- Born: 13 November 1914 Calverstown, County Kildare
- Died: 5 January 1998 (aged 83) Dublin
- Known for: graptolites
- Scientific career
- Fields: Geology
- Workplaces: Irish Astronomical Society, Armagh Observatory, Trinity College, Dublin

= Veronica Burns =

Irish curator (1914–1998)

Veronica Conroy Burns (13 November 1914 – 5 January 1998) was an Irish museum curator, best known as an expert on graptolites.

==Early life==
Veronica Conroy was born at Calverstown, County Kildare. Her mother was in poor health so she was fostered to a family named Burns in Dublin at a very young age. After she discovered her natural brother when she was 22 she took their name Conroy as her second name. She lived in the same house in Ballsbridge in Dublin for all but 2 years of her life. She was considered largely self-educated as she did not hold a degree, but developed interest in astronomy, natural history and geology/palaeontology. She went on to successfully create links between academia and the activities of amateur geologists.

==Career==
Burns was one of the founders of the Irish Astronomical Society in 1938, and served as an officer of the organization several times.

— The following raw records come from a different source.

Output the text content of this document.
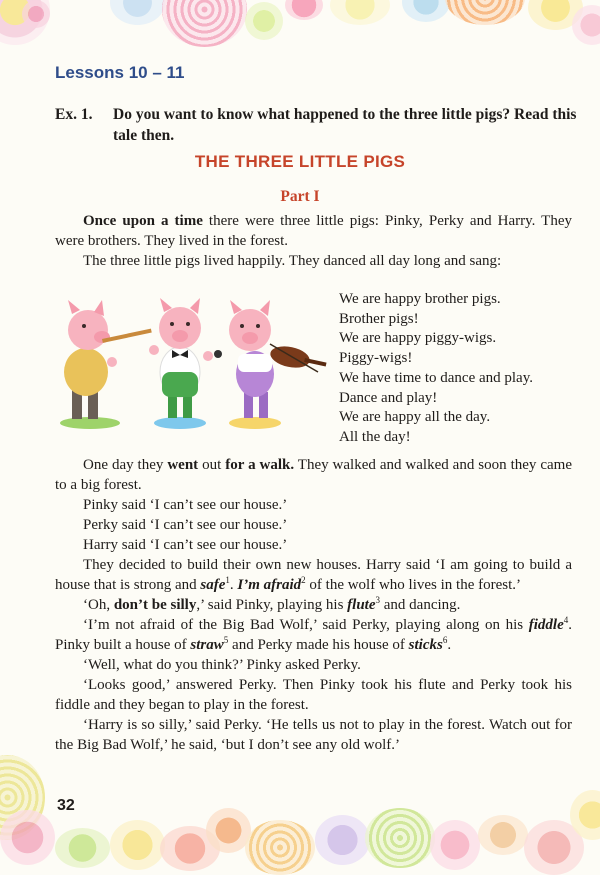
Lessons 10 – 11
Ex. 1. Do you want to know what happened to the three little pigs? Read this tale then.
THE THREE LITTLE PIGS
Part I

Once upon a time there were three little pigs: Pinky, Perky and Harry. They were brothers. They lived in the forest.

The three little pigs lived happily. They danced all day long and sang:

We are happy brother pigs.
Brother pigs!
We are happy piggy-wigs.
Piggy-wigs!
We have time to dance and play.
Dance and play!
We are happy all the day.
All the day!

One day they went out for a walk. They walked and walked and soon they came to a big forest.

Pinky said ‘I can’t see our house.’

Perky said ‘I can’t see our house.’

Harry said ‘I can’t see our house.’

They decided to build their own new houses. Harry said ‘I am going to build a house that is strong and safe$^1$. I’m afraid$^2$ of the wolf who lives in the forest.’

‘Oh, don’t be silly,’ said Pinky, playing his flute$^3$ and dancing.

‘I’m not afraid of the Big Bad Wolf,’ said Perky, playing along on his fiddle$^4$. Pinky built a house of straw$^5$ and Perky made his house of sticks$^6$.

‘Well, what do you think?’ Pinky asked Perky.

‘Looks good,’ answered Perky. Then Pinky took his flute and Perky took his fiddle and they began to play in the forest.

‘Harry is so silly,’ said Perky. ‘He tells us not to play in the forest. Watch out for the Big Bad Wolf,’ he said, ‘but I don’t see any old wolf.’

32
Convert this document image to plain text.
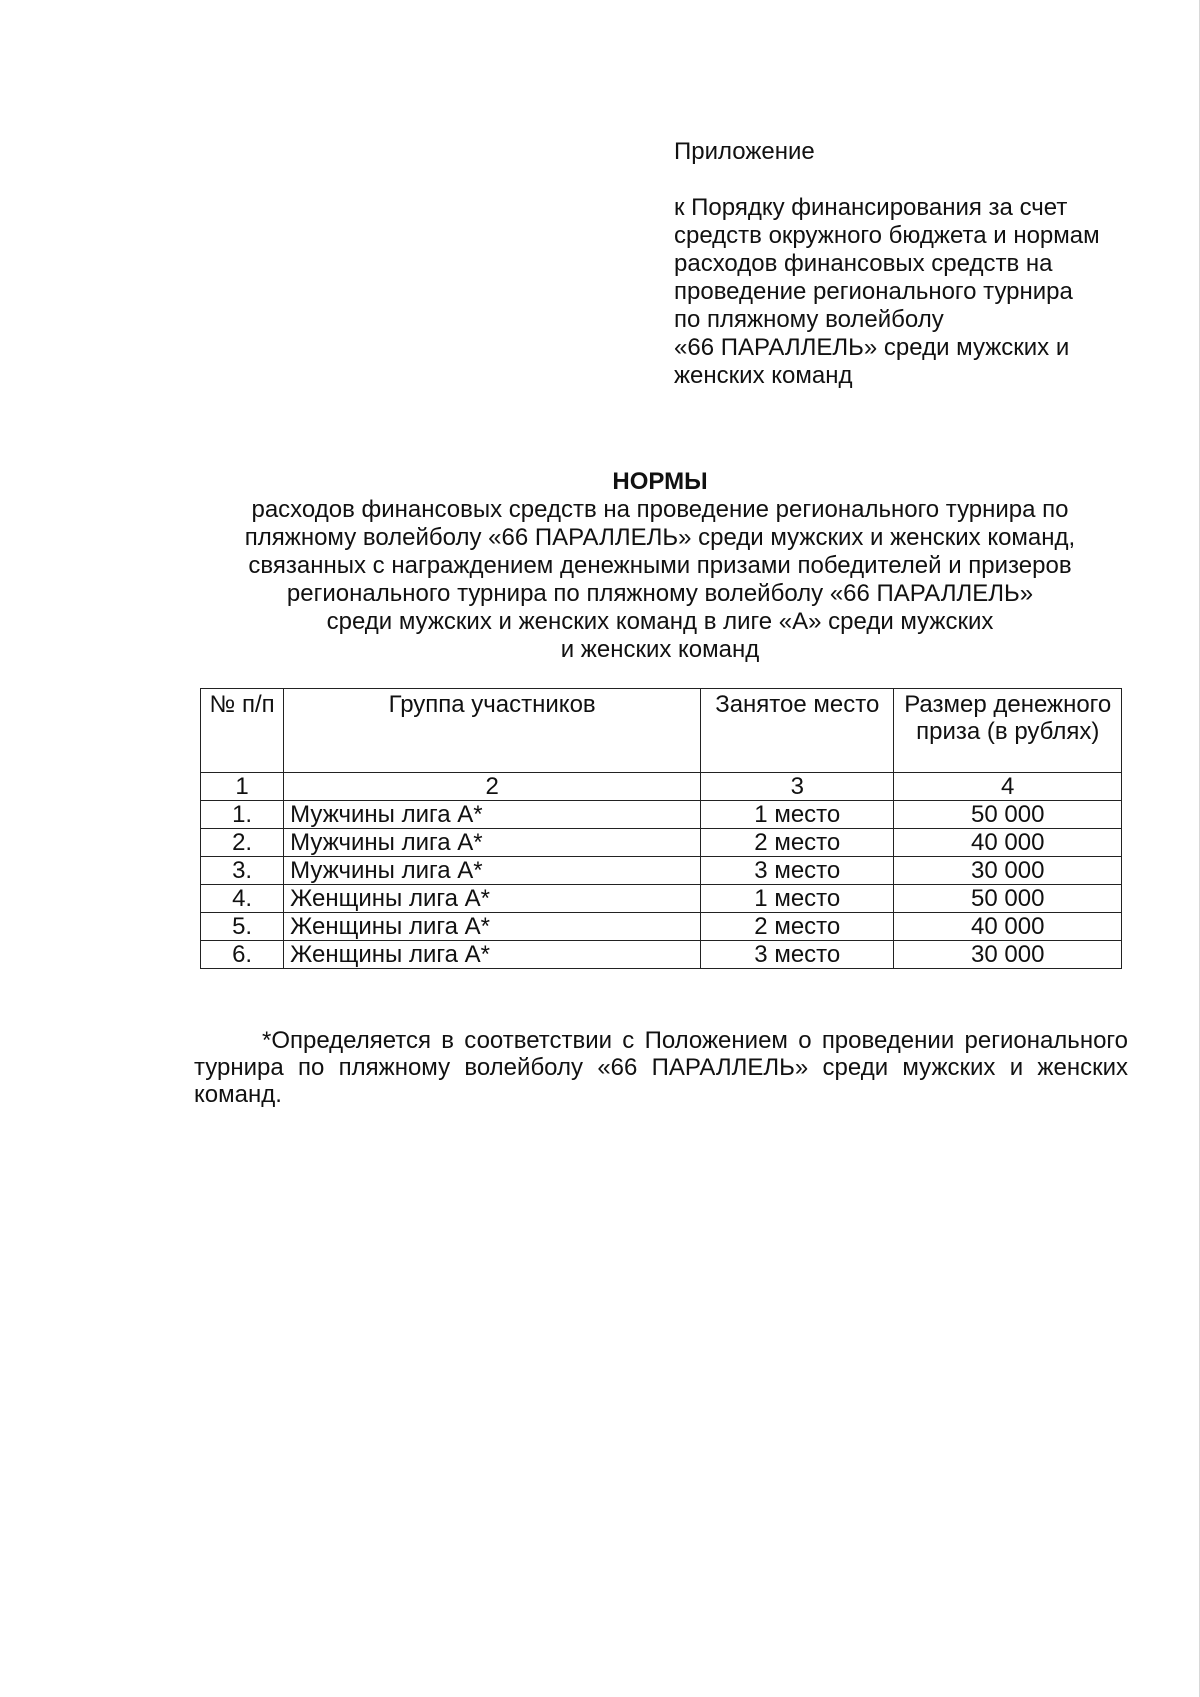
Приложение
к Порядку финансирования за счет
средств окружного бюджета и нормам
расходов финансовых средств на
проведение регионального турнира
по пляжному волейболу
«66 ПАРАЛЛЕЛЬ» среди мужских и
женских команд
НОРМЫ
расходов финансовых средств на проведение регионального турнира по
пляжному волейболу «66 ПАРАЛЛЕЛЬ» среди мужских и женских команд,
связанных с награждением денежными призами победителей и призеров
регионального турнира по пляжному волейболу «66 ПАРАЛЛЕЛЬ»
среди мужских и женских команд в лиге «А» среди мужских
и женских команд
№ п/п	Группа участников	Занятое место	Размер денежного приза (в рублях)
1	2	3	4
1.	Мужчины лига А*	1 место	50 000
2.	Мужчины лига А*	2 место	40 000
3.	Мужчины лига А*	3 место	30 000
4.	Женщины лига А*	1 место	50 000
5.	Женщины лига А*	2 место	40 000
6.	Женщины лига А*	3 место	30 000

*Определяется в соответствии с Положением о проведении регионального турнира по пляжному волейболу «66 ПАРАЛЛЕЛЬ» среди мужских и женских команд.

She was also a member of the Irish Geological Association. In the 1940s she compiled meteorological records at Armagh Observatory, and worked as a laboratory assistant, and in a photo studio. In 1953 she joined the Dublin Naturalists' Field Club, and organized the club's annual exhibition for many years. She led 19 field trips over a 27-year period. She was an enthusiastic collector of fossils, especially of graptolites from the Irish coast. Colleagues encouraged her to write about her collection, and she co-authored two academic papers about graptolites.

In 1960 Burns became a research assistant to Robert George Spencer Hudson (1895–1965). She started as a photographic technician in the geology department at Trinity College, Dublin in 1964, but soon took charge of the department's museum collections. She created displays, reorganized the mineral samples, catalogued over 20,000 specimens, and gave tours to schoolchildren. She curated and catalogued over 20,000 mineral specimens. Even after her retirement in 1980, she maintained a presence at the museum.

Her speciality was collecting fossils. In early 1960s she would go on field trips to Balbriggan and Skerries in north Dublin to collect Silurian graptolites, which are fossils of colonial marine animals. She created a large collection of Lower Carboniferous fossils which were used in a paper published on the Scientific Proceedings of the Royal Dublin Society in 1966 by R. G. S. Hudson, Michael Clarke, and George Sevastopulo, though she was not included as an author.

Burns was very modest about her work but she was encouraged to publish her findings. Two papers, one with Barrie Rickards and Jean Archer in 1973 and one with Rickards in 1993, used her findings to accurately date the rocks in the Balbriggan area. Her collections are now in the Geological Museum in Trinity.

==Later life==
Burns suffered late in life with osteoporosis but remained active in the museum. She died in Dublin on 5 January 1998.